Più tentava di prendere sonno, meno ci riusciva: l’unica cosa che Jimin aveva ottenuto nell’eccessivo conteggio mentale del tempo era un gran senso di disagio. Dormire con altre sei persone non era certo impresa semplice, come dover passare sopra a chi russava, chi si agitava e mugugnava, chi si alzava continuamente per andare al bagno: erano una continua fonte di disturbo. Il concetto di silenzio era davvero lontano da tutto ciò che stava vivendo. Sentiva forte la presenza di ogni tipo di rumore, la mancanza del buio assoluto cancellata dalla luce del mondo esterno che filtrava tra le aperture della tapparella; sentiva addirittura il bisogno di percepire ancora il ronzio basso alle orecchie che accompagnava ogni notte a casa sua.
C’era una cosa che lo turbava più di tutte le altre però, la presenza immobile di Jungkook accanto a sé. Se ne avesse avuto il coraggio si sarebbe voltato nella sua direzione solo per sincerarsi se di fatto stesse respirando davvero. Naturalmente non lo avrebbe mai fatto. La calma innaturale che il ragazzo emanava era quasi ansiogena. Si alzò tentando di produrre meno rumore possibile, lasciando la stanza e tutte le emozioni negative legate ad essa che gli stavano procurando l’insonnia; raggiunse la saletta in cui era stato accolto qualche ora prima, approfittando del piccolo divano comodo ma funzionale, perfetto per stendere i nervi tesi e ricercare un po’ di sana e necessaria solitudine. Non accese neppure la luce, il fioco alone di un caldo arancio riprodotto da un paio di lampioni in lontananza era sufficiente a rischiarare il lato opposto al sofà, tanto da mostrare una fotografia chiusa in un semplice plexiglass che ritraeva sei ragazzi.
I suoi nuovi colleghi.
Tra tutti quei sorrisi due volti lo avevano colpito: il primo, Yoongi, non mostrava alcuna emozione, sembrava completamente apatico esattamente come lo aveva conosciuto quello stesso giorno. L’altro, quello che lo aveva colpito maggiormente nell’immagine, era Jungkook; splendeva di una risata radiosa e spontanea, entusiasta, la più esposta e serena. Mai Jimin avrebbe pensato di ritrovare stampata sul suo viso un’espressione simile: era in nettissimo contrasto con l’atteggiamento mostrato nel presentarsi. Naturalmente una domanda nacque bisognosa di una risposta rapida: perché non lo aveva accolto come tutti? Non conoscendolo ancora non poteva certo capirne il motivo ma si era fatto suggestionare dalle iridi scure e distaccate, lontane, intrise di disprezzo.

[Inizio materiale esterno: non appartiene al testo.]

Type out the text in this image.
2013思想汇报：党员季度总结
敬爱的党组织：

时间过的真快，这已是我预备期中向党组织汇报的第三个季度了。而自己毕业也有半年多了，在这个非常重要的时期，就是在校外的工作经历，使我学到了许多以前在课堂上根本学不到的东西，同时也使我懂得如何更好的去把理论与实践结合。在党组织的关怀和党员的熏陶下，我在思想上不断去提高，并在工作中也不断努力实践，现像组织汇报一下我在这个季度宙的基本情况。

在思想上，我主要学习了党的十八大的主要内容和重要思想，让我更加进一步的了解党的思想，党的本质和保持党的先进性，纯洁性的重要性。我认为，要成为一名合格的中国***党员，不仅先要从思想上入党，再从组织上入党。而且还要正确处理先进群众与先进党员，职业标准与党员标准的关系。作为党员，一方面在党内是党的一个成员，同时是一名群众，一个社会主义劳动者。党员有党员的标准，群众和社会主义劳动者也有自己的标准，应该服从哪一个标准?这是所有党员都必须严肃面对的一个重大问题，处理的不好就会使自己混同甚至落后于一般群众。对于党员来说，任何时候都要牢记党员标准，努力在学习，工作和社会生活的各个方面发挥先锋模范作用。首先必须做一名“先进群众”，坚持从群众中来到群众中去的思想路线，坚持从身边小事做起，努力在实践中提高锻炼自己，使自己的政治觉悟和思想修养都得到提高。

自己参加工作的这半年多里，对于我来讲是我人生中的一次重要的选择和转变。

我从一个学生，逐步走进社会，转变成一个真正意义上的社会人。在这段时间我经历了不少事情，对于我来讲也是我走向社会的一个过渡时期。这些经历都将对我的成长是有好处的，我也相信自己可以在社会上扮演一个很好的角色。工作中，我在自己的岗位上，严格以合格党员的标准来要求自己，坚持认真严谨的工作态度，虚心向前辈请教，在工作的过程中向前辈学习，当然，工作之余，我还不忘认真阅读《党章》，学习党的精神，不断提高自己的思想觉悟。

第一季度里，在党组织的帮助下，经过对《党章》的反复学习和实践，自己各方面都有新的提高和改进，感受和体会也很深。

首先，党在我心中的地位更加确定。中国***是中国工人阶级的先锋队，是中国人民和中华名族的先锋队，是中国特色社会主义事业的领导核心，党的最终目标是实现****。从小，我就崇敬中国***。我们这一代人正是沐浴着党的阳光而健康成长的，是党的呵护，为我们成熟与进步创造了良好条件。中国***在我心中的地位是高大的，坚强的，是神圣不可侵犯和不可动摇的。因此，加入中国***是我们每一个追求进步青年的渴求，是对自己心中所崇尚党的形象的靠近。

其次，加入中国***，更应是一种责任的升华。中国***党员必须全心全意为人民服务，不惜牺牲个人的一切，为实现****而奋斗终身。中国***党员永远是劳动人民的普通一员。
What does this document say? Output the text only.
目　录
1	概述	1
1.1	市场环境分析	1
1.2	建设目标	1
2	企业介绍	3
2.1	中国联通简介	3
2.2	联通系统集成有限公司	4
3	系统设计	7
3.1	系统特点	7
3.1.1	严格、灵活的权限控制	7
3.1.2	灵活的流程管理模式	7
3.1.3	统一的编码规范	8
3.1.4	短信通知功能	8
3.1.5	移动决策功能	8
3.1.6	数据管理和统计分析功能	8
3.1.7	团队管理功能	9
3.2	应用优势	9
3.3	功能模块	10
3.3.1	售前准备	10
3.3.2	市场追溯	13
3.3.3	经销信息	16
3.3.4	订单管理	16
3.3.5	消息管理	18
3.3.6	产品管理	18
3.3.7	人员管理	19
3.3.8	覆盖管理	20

Disprezzo verso qualcuno che mai aveva incontrato prima.
Che senso aveva?
Non pensava d’aver dato una pessima idea di sé. Cercava una soluzione a quel grattacapo, non aveva fatto nulla di male anche tornando indietro a poco tempo prima e rivivendo il suo ingresso nel gruppo dei Bangtan. Sospirò rassegnato chiudendo gli occhi e ciondolando verso il bracciolo del divano, poggiandovi il capo e raggomitolandosi a ricercare un tepore che nella stanza da letto mancava completamente. Cullato dalla quiete si lasciò trasportare dal sonno.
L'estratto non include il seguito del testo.